To be sure, the fact that the Department of Homeland Security has the legal authority to grant deferrals to Dreamers does not mean that it must continue the Obama administration’s DACA program. But as the Supreme Court and the lower federal courts have held, an agency’s action cannot stand if it is based on a mistaken view of the agency’s own power. If the Department of Homeland Security says that it lacks the authority to grant deferrals when in fact it has that authority, then federal courts can set aside the agency’s action until it comes up with a better justification.
As for now, the Trump administration’s explanation does not meet the Administrative Procedure Act’s “reasoned decisionmaking” standard.

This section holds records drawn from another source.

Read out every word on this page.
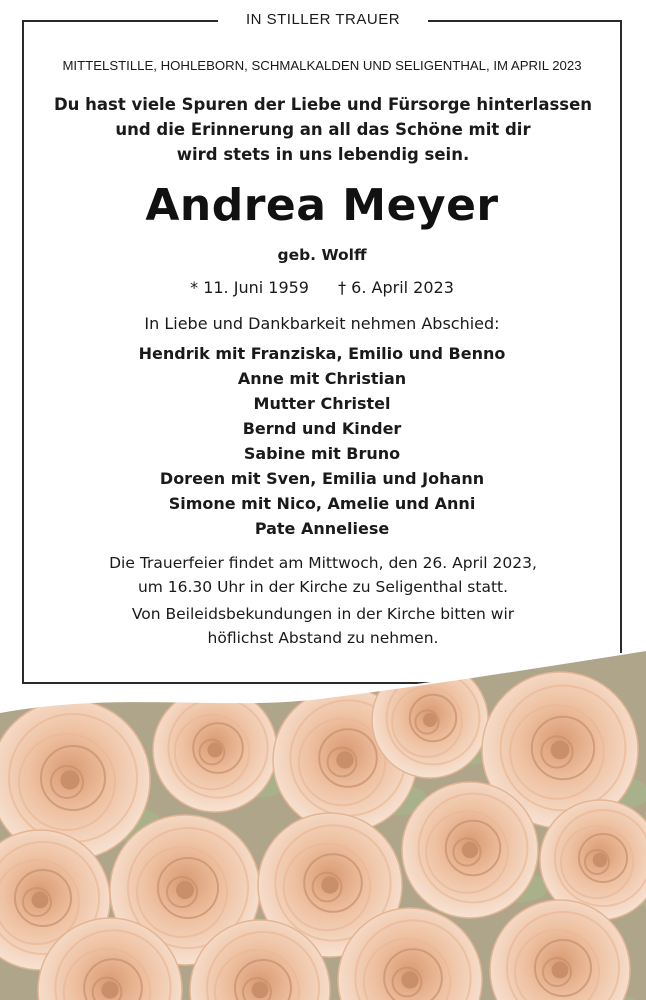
IN STILLER TRAUER
MITTELSTILLE, HOHLEBORN, SCHMALKALDEN UND SELIGENTHAL, IM APRIL 2023
Du hast viele Spuren der Liebe und Fürsorge hinterlassen
und die Erinnerung an all das Schöne mit dir
wird stets in uns lebendig sein.
Andrea Meyer
geb. Wolff
* 11. Juni 1959 † 6. April 2023
In Liebe und Dankbarkeit nehmen Abschied:
Hendrik mit Franziska, Emilio und Benno
Anne mit Christian
Mutter Christel
Bernd und Kinder
Sabine mit Bruno
Doreen mit Sven, Emilia und Johann
Simone mit Nico, Amelie und Anni
Pate Anneliese
Die Trauerfeier findet am Mittwoch, den 26. April 2023,
um 16.30 Uhr in der Kirche zu Seligenthal statt.
Von Beileidsbekundungen in der Kirche bitten wir
höflichst Abstand zu nehmen.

The Department of Homeland Security says that it will reject all new requests for deferred action status filed after Wednesday, but that it will continue to process certain renewal requests received before Oct. 5. The decision to continue renewals for another month amounts to an implicit acknowledgement that—consistent with the Office of Legal Counsel’s conclusion—the Department of Homeland Security has the power to grant deferred action status. And yet the agency’s only explanation for winding down the policy is that it lacks the authority that it simultaneously seems to be exercising.
Hopefully, Congress will promptly pass legislation that protects Dreamers from deportation and offers them a pathway to citizenship. In the interim, though, Dreamers can look to the federal courts for short-term relief. Fortunately, the Administrative Procedure Act gives federal courts the tools to stop the Trump administration’s unreasoned decision from taking effect.